Nonetheless, I disagree with the majority’s decision to require defendant to show prejudice from plaintiff’s failure to comply with the joinder provision. Prejudice is not a traditional contract defense. See Rory, 473 Mich at 470 n 23 (“Examples of traditional defenses include duress, waiver, estoppel, fraud, or unconscionability.”). Moreover, this Court is mandated to enforce an unambiguous contractual provision as written. Id. at 461. The majority, by requiring defendant to show prejudice from plaintiffs failure to comply with the joinder provision, fails to enforce the joinder provision as written. *166The joinder provision contains no prejudice exception. With its decision to apply the prejudice principle stated in Koski to the joinder provision, the majority fails to follow the Supreme Court’s most recent pronouncement on how to construe an insurance policy.2
Because plaintiff did not join defendant in a lawsuit with Sandra Bowen and William Bowen, III, plaintiff failed to comply with the unambiguous terms of her insurance policy. For this reason, I would affirm the trial court’s order granting summary disposition to defendant.
I find no merit to plaintiffs argument that certain elements of the provision for uninsured-motor-vehicle coverage violate public policy. *165First, the provision does not strip plaintiff of her right to a jury trial because it expressly provides that if the parties are unable to reach an agreement regarding uninsured-motor-vehicle benefits, plaintiff must file a lawsuit. Second, while the provision states that defendant is not bound by any judgment obtained without its written consent, this would clearly not pertain to a judgment obtained directly against defendant itself as a party to a lawsuit. I also find no merit to plaintiffs argument that the insurance policy is an unconscionable adhesion contract.

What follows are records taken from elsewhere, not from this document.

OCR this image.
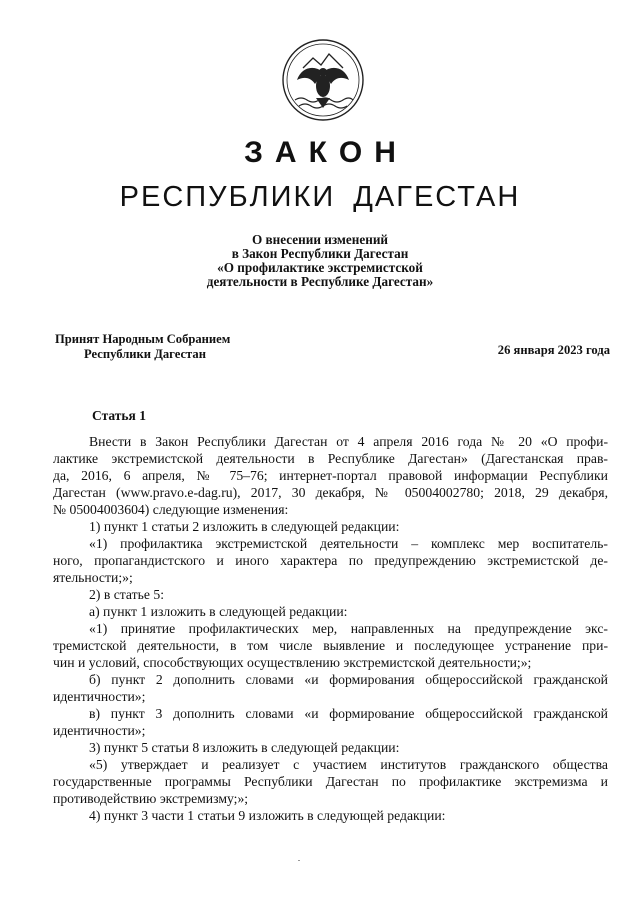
ЗАКОН
РЕСПУБЛИКИ ДАГЕСТАН
О внесении изменений
в Закон Республики Дагестан
«О профилактике экстремистской
деятельности в Республике Дагестан»
Принят Народным Собранием
Республики Дагестан	26 января 2023 года
Статья 1
Внести в Закон Республики Дагестан от 4 апреля 2016 года № 20 «О профи-
лактике экстремистской деятельности в Республике Дагестан» (Дагестанская прав-
да, 2016, 6 апреля, № 75–76; интернет-портал правовой информации Республики
Дагестан (www.pravo.e-dag.ru), 2017, 30 декабря, № 05004002780; 2018, 29 декабря,
№ 05004003604) следующие изменения:
1) пункт 1 статьи 2 изложить в следующей редакции:
«1) профилактика экстремистской деятельности – комплекс мер воспитатель-
ного, пропагандистского и иного характера по предупреждению экстремистской де-
ятельности;»;
2) в статье 5:
а) пункт 1 изложить в следующей редакции:
«1) принятие профилактических мер, направленных на предупреждение экс-
тремистской деятельности, в том числе выявление и последующее устранение при-
чин и условий, способствующих осуществлению экстремистской деятельности;»;
б) пункт 2 дополнить словами «и формирования общероссийской гражданской
идентичности»;
в) пункт 3 дополнить словами «и формирование общероссийской гражданской
идентичности»;
3) пункт 5 статьи 8 изложить в следующей редакции:
«5) утверждает и реализует с участием институтов гражданского общества
государственные программы Республики Дагестан по профилактике экстремизма и
противодействию экстремизму;»;
4) пункт 3 части 1 статьи 9 изложить в следующей редакции:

I acknowledge that in Tenneco Inc v Amerisure Mut Ins Co, 281 Mich App 429; 761 NW2d 846 (2008), this Court applied the prejudice principle of Koski. Ultimately, however, the Court concluded that the defendant insurance company was prejudiced by the plaintiffs failure to provide prompt notice of suits, claims, or demands. Thus, there was no reason for the Court to addréss whether Koski and its prejudice principle remained binding precedent. Indeed, the Court never cited Rory, and it did not address the effect of Rory on the prejudice principle stated in Koski. In this context, while Tenneco is binding precedent, MCR 7.215(C)(2), Tenneco is not controlling on the question presented in this case.